Basically, but very basically CANopen (such as Profibus, CAN, DeviceNET, Ethernet and other) are fieldbus: that mean that there's a master (PLC, SCADA, CNC, ...) with various slaves (such as your encoder, remote I/O, drives ...) and the master polls (or will be interrupted by) slaves, something similar to office with one secretary and many telephone lines: the secretary (the master) answer only one telephone line (the slave) a time.

Otherwise SSI (and other standard or not standard protocols) is one to one communication: the SSI encoder is directly connected to a display, SSI input of PLC / SCADA / CNC: that mean that there's a continuous data interchange between encoder and evaluating device.

There's many selection parameters to evaluate: your encoder will be conneted to a device with SSI native interface? Ok buy the encoder with SSI, otherwise: have you a fieldbus on your control system? Check if the manufacturer has the support to your fieldbus, otherwise buy an SSI input card to your controller. A simple example (real because it is doing in our factory) We use some BTL5 absolute encoders from balluff, and our plant have distributed I/O over ProfiBus or ProfiNet: the balluff interface to profibus is very expensive related to SSI interface and a small SSI input card on the near I/O rack over profibus.

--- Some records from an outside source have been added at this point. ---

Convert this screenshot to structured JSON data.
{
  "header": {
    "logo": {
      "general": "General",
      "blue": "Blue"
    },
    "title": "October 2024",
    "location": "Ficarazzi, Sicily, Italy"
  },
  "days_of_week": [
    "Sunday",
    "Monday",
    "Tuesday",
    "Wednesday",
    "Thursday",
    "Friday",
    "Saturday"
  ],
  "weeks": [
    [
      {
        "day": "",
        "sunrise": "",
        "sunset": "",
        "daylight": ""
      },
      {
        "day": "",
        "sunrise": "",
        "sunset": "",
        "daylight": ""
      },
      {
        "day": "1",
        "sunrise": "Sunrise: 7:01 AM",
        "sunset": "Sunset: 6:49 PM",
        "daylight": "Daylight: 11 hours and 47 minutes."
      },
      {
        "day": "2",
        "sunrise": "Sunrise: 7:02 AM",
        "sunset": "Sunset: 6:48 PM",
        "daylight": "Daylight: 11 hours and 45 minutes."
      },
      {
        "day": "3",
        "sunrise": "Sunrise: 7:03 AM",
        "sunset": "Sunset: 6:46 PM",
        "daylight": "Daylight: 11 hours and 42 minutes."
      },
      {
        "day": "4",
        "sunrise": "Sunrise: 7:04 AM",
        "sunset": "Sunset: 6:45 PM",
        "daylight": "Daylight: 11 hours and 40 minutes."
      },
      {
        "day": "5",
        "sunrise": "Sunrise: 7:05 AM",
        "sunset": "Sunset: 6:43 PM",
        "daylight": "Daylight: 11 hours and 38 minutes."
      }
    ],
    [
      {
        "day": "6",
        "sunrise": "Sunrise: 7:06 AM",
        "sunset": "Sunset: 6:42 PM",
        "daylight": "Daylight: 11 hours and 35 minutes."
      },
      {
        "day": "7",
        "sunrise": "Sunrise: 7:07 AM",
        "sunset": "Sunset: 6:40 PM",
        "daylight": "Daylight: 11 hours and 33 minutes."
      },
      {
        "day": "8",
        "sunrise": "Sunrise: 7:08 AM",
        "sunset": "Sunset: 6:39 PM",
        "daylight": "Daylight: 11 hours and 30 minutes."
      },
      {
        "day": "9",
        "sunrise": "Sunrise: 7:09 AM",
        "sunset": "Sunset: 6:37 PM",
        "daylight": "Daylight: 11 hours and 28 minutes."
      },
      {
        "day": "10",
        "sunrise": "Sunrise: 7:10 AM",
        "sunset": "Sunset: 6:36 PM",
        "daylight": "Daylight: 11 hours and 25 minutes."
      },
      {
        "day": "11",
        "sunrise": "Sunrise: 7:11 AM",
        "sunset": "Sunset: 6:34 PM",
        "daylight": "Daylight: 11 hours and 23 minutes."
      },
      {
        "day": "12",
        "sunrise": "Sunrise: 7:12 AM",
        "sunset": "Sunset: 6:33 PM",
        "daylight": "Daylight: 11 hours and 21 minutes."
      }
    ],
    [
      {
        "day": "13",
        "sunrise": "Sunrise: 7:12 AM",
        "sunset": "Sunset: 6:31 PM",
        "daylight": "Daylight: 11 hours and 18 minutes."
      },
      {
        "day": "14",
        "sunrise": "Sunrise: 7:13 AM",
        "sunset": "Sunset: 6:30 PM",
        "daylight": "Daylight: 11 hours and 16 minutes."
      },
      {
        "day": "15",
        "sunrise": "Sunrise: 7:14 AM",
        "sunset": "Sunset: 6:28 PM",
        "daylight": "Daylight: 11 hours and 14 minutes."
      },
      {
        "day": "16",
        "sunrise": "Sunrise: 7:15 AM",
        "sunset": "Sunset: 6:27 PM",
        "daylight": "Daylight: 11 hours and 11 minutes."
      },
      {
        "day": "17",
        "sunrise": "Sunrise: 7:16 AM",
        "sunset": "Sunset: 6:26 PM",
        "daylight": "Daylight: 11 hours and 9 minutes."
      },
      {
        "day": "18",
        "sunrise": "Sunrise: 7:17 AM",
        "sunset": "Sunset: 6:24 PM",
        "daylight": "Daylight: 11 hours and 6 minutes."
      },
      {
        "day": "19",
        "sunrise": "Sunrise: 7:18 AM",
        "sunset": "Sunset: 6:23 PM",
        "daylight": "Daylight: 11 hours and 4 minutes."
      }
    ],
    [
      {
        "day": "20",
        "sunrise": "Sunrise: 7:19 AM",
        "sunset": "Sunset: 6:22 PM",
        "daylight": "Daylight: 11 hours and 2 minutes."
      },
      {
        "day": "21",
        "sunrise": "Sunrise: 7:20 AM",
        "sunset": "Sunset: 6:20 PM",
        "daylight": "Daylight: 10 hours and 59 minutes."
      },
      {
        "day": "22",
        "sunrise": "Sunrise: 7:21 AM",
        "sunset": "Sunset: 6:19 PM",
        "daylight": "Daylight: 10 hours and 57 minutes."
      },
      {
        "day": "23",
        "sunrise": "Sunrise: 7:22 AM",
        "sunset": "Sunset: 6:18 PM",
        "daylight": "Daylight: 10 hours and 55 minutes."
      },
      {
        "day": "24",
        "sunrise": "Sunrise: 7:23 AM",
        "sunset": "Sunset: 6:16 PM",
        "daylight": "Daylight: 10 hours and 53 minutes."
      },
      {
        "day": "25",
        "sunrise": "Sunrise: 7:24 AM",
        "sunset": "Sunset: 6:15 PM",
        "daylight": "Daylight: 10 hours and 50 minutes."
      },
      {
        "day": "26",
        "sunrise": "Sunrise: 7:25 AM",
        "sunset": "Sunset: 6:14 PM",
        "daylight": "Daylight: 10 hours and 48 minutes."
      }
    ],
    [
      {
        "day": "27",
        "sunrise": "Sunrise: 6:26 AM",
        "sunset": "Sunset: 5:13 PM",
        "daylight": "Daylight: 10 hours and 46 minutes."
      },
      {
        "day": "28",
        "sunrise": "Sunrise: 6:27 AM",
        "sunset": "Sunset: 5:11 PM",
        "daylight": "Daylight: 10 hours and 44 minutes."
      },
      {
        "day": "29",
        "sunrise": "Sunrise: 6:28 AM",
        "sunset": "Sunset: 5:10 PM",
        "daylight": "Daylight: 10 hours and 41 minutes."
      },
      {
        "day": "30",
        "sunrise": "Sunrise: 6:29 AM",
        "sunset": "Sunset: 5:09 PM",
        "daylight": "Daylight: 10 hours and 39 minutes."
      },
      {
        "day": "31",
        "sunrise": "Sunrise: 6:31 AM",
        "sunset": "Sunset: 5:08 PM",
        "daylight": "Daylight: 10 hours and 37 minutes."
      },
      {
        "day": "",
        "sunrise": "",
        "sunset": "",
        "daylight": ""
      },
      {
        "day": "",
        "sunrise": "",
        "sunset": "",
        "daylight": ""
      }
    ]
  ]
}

That's is basically all, hope this helps

Gabriele Corrieri
Dear Mr.James Ingraham,

Thank you for the great reply. This should clear most of my doubts. Still i have some doubts:-

1) Is it okay if i define nodes as, "An active device attached to a network such as sensors,switch?"

2) In CANopen nodes have addresses?

3) As you said CANopen is where time frame is in milliseconds. So is it ok if i consider, CANopen is used in high speed applications only? Systems having very low response time?